I was hoping to do a side-by-side comparison of two whites from La Biancara di Angiolino Maule this evening, the 2009 versions of the ‘I Masieri’ and ‘Sassaia’ bottlings. Unfortunately, it didn’t work that way as the Sassaia was corked. Damn. Hate when that happens. Luckily, the I Masieri was fine and darn tasty at that (especially for a roughly $15 bottle of wine). The LDM site has a breakdown on the differences between these two and their other wines’ differences. According to the Maule website, the Masieri bianco is made from Garganega grapes that are fermented in stainless steel without any prolonged skin contact with a little bit of SO2 added. It’s meant to be no-frills and rough around the edges; a little country wine for the table.
What I found in the Masieri was a light straw yellow color, just a touch hazy. It didn’t taste like a ‘little’ wine to me. It was fairly complex in a way that belied any sense of a ‘lesser’ wine. It had that twang of almonds and citrus peel on the nose that I get from some orange wines. Along with a fairly heavy mouth feel, I could have sworn this had seen some prolonged skin contact. The palate was full of citrus and apricots and minerals all punctuated by a racy zip of acidity. It was fine with my dinner of a baked potato, but I imagine this would really shine with some salumi or a cheese course.

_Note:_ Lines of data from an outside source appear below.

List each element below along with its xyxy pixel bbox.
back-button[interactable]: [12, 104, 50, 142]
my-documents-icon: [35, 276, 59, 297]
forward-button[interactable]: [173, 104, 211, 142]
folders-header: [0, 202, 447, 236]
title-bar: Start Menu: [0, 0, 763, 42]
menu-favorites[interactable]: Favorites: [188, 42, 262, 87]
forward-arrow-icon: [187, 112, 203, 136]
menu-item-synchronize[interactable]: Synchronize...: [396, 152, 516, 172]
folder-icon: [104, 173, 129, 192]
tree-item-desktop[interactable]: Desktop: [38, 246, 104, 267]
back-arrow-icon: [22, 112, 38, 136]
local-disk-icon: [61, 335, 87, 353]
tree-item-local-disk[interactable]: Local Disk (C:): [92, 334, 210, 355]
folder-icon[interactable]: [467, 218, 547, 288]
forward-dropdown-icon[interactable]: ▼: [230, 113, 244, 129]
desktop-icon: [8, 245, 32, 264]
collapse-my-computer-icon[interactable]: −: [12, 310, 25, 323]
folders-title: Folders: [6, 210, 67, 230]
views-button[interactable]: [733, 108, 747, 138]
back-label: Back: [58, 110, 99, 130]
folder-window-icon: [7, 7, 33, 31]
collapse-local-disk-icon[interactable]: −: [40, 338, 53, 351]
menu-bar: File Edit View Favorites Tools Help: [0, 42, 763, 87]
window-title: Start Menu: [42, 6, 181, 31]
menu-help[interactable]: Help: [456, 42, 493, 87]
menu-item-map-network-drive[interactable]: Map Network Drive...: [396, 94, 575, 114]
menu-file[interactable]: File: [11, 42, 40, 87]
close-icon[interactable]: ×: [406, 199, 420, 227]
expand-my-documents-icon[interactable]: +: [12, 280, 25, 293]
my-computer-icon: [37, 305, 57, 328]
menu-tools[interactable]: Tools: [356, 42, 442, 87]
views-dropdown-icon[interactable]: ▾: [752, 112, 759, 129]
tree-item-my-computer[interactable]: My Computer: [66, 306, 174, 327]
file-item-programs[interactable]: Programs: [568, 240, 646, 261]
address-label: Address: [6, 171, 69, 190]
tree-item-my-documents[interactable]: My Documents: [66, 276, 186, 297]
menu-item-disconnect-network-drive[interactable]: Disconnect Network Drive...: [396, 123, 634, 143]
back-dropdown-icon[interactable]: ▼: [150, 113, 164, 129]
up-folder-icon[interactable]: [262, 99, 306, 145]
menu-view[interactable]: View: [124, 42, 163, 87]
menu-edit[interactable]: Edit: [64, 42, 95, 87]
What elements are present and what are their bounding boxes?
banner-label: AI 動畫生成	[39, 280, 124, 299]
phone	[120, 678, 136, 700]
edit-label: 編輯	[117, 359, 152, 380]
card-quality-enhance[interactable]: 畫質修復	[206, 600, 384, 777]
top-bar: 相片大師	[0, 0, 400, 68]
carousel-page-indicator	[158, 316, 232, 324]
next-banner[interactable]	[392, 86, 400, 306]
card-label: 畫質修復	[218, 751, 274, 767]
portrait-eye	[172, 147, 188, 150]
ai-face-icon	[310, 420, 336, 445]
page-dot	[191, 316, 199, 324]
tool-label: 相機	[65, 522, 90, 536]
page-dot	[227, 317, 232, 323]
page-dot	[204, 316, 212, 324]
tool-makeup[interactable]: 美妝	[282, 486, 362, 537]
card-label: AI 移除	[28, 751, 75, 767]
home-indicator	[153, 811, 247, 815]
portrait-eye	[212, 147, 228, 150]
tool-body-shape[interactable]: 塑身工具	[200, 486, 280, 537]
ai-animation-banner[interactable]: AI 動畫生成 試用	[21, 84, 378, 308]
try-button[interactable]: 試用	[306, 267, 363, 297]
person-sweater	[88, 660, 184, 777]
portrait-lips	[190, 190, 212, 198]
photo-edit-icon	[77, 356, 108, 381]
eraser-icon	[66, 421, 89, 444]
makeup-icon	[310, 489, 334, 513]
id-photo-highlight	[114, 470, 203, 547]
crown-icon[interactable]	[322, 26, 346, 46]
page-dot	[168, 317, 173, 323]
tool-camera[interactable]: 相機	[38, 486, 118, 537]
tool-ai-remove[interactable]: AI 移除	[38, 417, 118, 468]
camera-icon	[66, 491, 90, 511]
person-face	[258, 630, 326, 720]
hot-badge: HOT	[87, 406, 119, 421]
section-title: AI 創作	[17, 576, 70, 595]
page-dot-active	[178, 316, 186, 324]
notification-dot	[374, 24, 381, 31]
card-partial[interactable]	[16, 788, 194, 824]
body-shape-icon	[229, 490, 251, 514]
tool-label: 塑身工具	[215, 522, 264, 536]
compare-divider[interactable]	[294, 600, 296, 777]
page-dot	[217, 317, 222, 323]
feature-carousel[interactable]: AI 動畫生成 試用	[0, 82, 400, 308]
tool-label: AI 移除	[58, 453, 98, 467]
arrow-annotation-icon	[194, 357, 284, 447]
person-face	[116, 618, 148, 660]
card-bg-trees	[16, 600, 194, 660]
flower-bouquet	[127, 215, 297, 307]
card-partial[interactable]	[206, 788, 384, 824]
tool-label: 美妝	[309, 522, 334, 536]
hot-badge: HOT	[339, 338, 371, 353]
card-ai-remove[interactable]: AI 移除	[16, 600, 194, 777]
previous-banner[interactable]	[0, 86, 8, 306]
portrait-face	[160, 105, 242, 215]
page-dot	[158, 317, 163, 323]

In a way, I’m kind of glad that the other wine was corked (hopefully I can get an exchange on it). As much as I’d like to have geeked out examining the two, looking for commonalities and differences, thinking about how one is ‘more’ or ‘lesser’ or how one ‘speaks to me’ more (and I’m not saying it’d not going to happen once I get a new Sassaia bottle). It was great to have a glass with dinner and then finish the rest of the bottle with Ms. Dérive while watching The Social Network on DVD (pretty good movie [thanks SAG member co-worker!]) and not have to think that hard on the wine.